Revenant à la mécanique classique, la notion de masse y joue un second rôle, qui relève spécifiquement des forces gravitationnelles, puisqu'elle entre dans l'expression de la loi d'attraction newtonienne, selon laquelle deux corps s'attirent en raison du produit de leurs masses (et en raison inverse du carré de leur distance) ; la masse ici est une sorte de « charge gravifique ». Dans cette seconde acception (particulière), on parle de « masse gravitationnelle », pour la distinguer de la première (générale), dite « masse inertielle ». C'est cette propriété qui lie le poids d'un corps (la force gravitationnelle qu'il subit à la surface de la Terre) à sa masse – mais les deux notions doivent être soigneusement distinguées : sur la Lune, la masse d'un astronaute est la même que sur Terre, mais la gravité réduite lui confère un poids six fois moindre.

Le double statut de la masse a pour conséquence que le mouvement d'un corps soumis à des forces purement gravitationnelles, pour des conditions initiales données, ne dépend paradoxalement pas de sa masse, qui n'influe ni sur la forme de la trajectoire, ni sur la façon dont elle est décrite au cours du temps. Partant d'un même point avec une même vitesse initiale, une bille de bois et une bille de plomb soumises à l'attraction terrestre ont la même trajectoire (si l'on néglige la résistance de l'air) : c'est une généralisation de la fameuse expérience de la tour de Pise faussement prêtée à Galilée. De même, le mouvement autour du Soleil d'un corps céleste, passant par un point donné avec une vitesse donnée, ne dépend pas de sa masse ; c'est d'ailleurs pour cela que la Lune accompagne si fidèlement la Terre dans son mouvement autour du Soleil ! La raison de cette indépendance est la suivante : la force gravitationnelle exercée par un certain corps (exemple, la Terre) sur un autre (un caillou) double si ce second corps est deux fois plus massif, mais l'inertie de ce dernier double aussi. La compensation exacte entre ces deux effets ne change donc rien à l'accélération (donnée par le rapport de la force à la masse), et, partant, au mouvement.

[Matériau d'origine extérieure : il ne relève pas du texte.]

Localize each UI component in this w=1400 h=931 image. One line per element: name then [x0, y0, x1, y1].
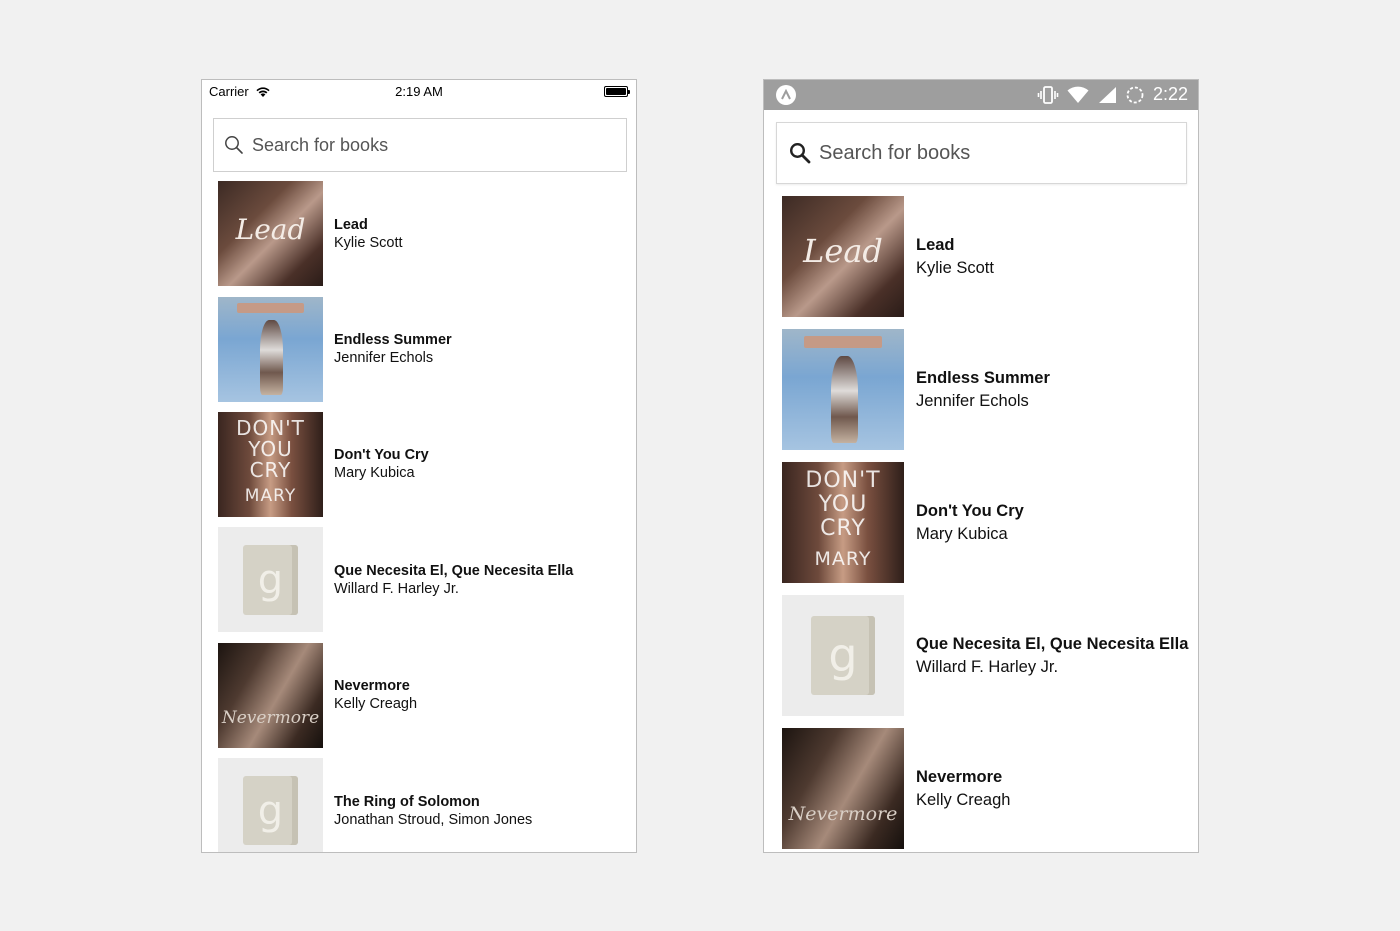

La stricte équivalence entre masse inertielle et masse gravitationnelle est si frappante et a des effets si profonds, qu'elle a été expérimentalement testée à de multiples reprises avec une exactitude toujours plus grande : la précision, de l'ordre de 5.10–3 dans les expériences de type galiléen sur la chute des corps, est passée à 5.10–9 dans l'expérience célèbre d'Eötvös (1889), puis à 5.10–13 actuellement (et bientôt sans doute 10–17), ce qui en fait l'un des résultats physiques les mieux établis. Jamais mise en défaut, cette égalité a été érigée en un « principe d'équivalence » par Einstein, et lui a permis de fonder la théorie relativiste de la gravitation. La forme purement géométrique de cette théorie, qui lui a valu son nom de « relativité générale », est en relation étroite avec l'indépendance paradoxale du mouvement d'un objet dans un champ de gravitation par rapport à sa masse.

La notion de masse recèle encore certainement des surprises, comme en témoigne l'irritant mystère qui pèse depuis des décennies sur les valeurs des masses des particules fondamentales. Alors que les charges de ces particules obéissent à un schème simple (elles sont quantifiées, données par des multiples entiers d'une charge élémentaire), leurs masses ne semblent obéir à aucune règle évidente. À titre d'exemple, l'électron fait partie de la famille des leptons, mais les masses de ses congénères muon et tauon, de même charge et obéissant aux mêmes interactions, sont plus élevées que celle de l'électron par des facteurs de 207 (plus précisément 206,768 26...) et près de 3 500 respectivement. La raison de ces grands écarts est loin d'être comprise. De même l'unification des interactions électromagnétiques et nucléaires-faibles aboutit-elle à regrouper au sein d'une même famille le photon (de masse nulle) et les bosons intermédiaires très massifs. Dans ce dernier cas, on a proposé un mécanisme quantique assez sophistiqué permettant d'engendrer ces masses, mais il repose sur l'existence d'une particule jusqu'ici non découverte, le boson de Higgs – et dont la valeur de la masse devrait, à son tour, être expliquée...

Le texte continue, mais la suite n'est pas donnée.